U.S.C. § 228(a)(1) (2000), requires that the “government must prove that the defendant knew his child resided in another state.” In this particulate case, it was alleged that the custodial parent moved the child from state to state and that the defendant/payor did not know where his child lived. Although the government argued that the the statute’s requirement that the child reside in a different state than the payor was merely jurisdictional, the Court found otherwise and held that knowledge of the out-of-state residency requirement was a substantive element of the statute required for conviction.
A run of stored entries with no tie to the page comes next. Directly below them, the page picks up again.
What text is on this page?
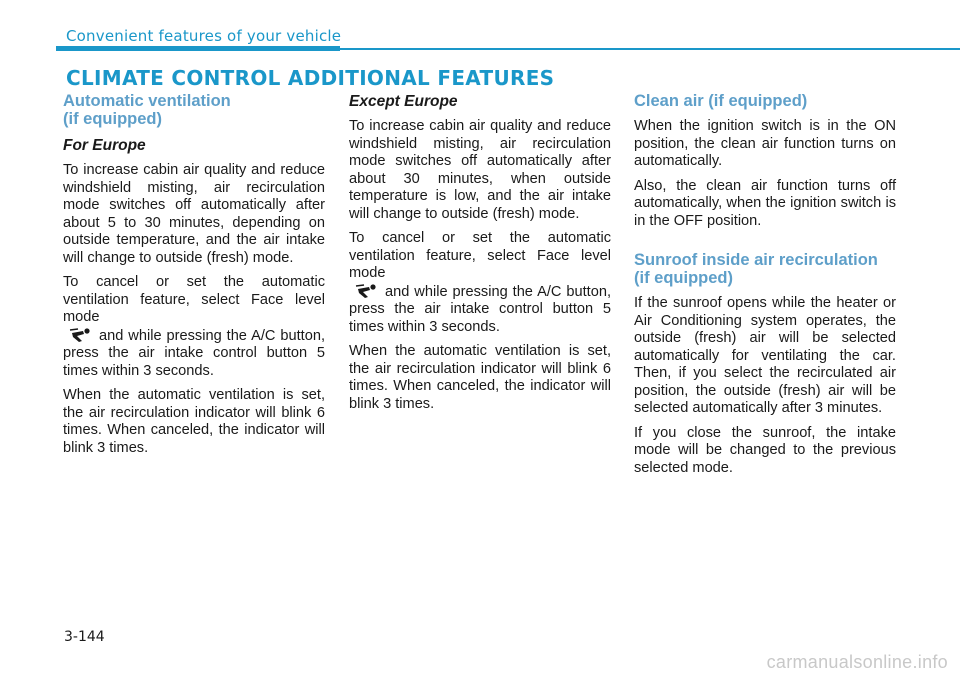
Convenient features of your vehicle
CLIMATE CONTROL ADDITIONAL FEATURES
Automatic ventilation
(if equipped)
For Europe

To increase cabin air quality and reduce windshield misting, air recirculation mode switches off automatically after about 5 to 30 minutes, depending on outside temperature, and the air intake will change to outside (fresh) mode.

To cancel or set the automatic ventilation feature, select Face level mode
and while pressing the A/C button, press the air intake control button 5 times within 3 seconds.

When the automatic ventilation is set, the air recirculation indicator will blink 6 times. When canceled, the indicator will blink 3 times.

Except Europe

To increase cabin air quality and reduce windshield misting, air recirculation mode switches off automatically after about 30 minutes, when outside temperature is low, and the air intake will change to outside (fresh) mode.

To cancel or set the automatic ventilation feature, select Face level mode
and while pressing the A/C button, press the air intake control button 5 times within 3 seconds.

When the automatic ventilation is set, the air recirculation indicator will blink 6 times. When canceled, the indicator will blink 3 times.

Clean air (if equipped)

When the ignition switch is in the ON position, the clean air function turns on automatically.

Also, the clean air function turns off automatically, when the ignition switch is in the OFF position.

Sunroof inside air recirculation
(if equipped)

If the sunroof opens while the heater or Air Conditioning system operates, the outside (fresh) air will be selected automatically for ventilating the car. Then, if you select the recirculated air position, the outside (fresh) air will be selected automatically after 3 minutes.

If you close the sunroof, the intake mode will be changed to the previous selected mode.

3-144
carmanualsonline.info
How the Court arrived at this conclusion is itself very interesting, particularly the concurring opinion’s use of an exchange between two Senators discussing the legislative history of an unrelated statute.

Decision: U.S. v. Fields.

U.S. Supreme Court Accepts Certiorari in QDRO Case

The United States Supreme Court accepted certiorari in the 5th Circuit case of Kennedy v. E.I. Dupont, 497 F.3d 426 (5th Cir. 2007). The issue the Court will consider is limited to whether a Qualified Domestic Relations Order (QDRO) is the only valid way a divorcing spouse can waive her right to receive her ex-husband’s pension benefits under ERISA. The case involves a former spouse who waived her right in the divorce decree to receive any part of her husband’s “saving and investment plan” provided by Dupont. The husband was the “participant” in the pension plan; the wife would have been the “alternate payee” had she received a portion of the husband’s plan benefits. The plan qualifies as a qualified ERISA plan. After the divorce, the ex-husband/employee never changed his beneficiary designation before his death. The plan paid the ex-wife and the husband’s estate sued the pension plan. The 5th Circuit held the waiver of the wife’s beneficial interest in the divorce decree was prohibited by ERISA’s “anti-alienation” provisions. The 5th Circuit Court of Appeals decided that the only method by which a participant’s or beneficiary’s interest in an ERISA-covered plan can be accomplished is by QDRO. The court also noted that the cases involving waivers of ERISA-covered life insurance policies are not applicable here since those are welfare plans and not pension plans there therefore the anti-alienation provisions are not applicable. There is a conflict of decisions by the various federal courts of appeal on this issue. The 5th Circuit Court of Appeals decision is available in PDF format . (URL last visited 2/20/2008).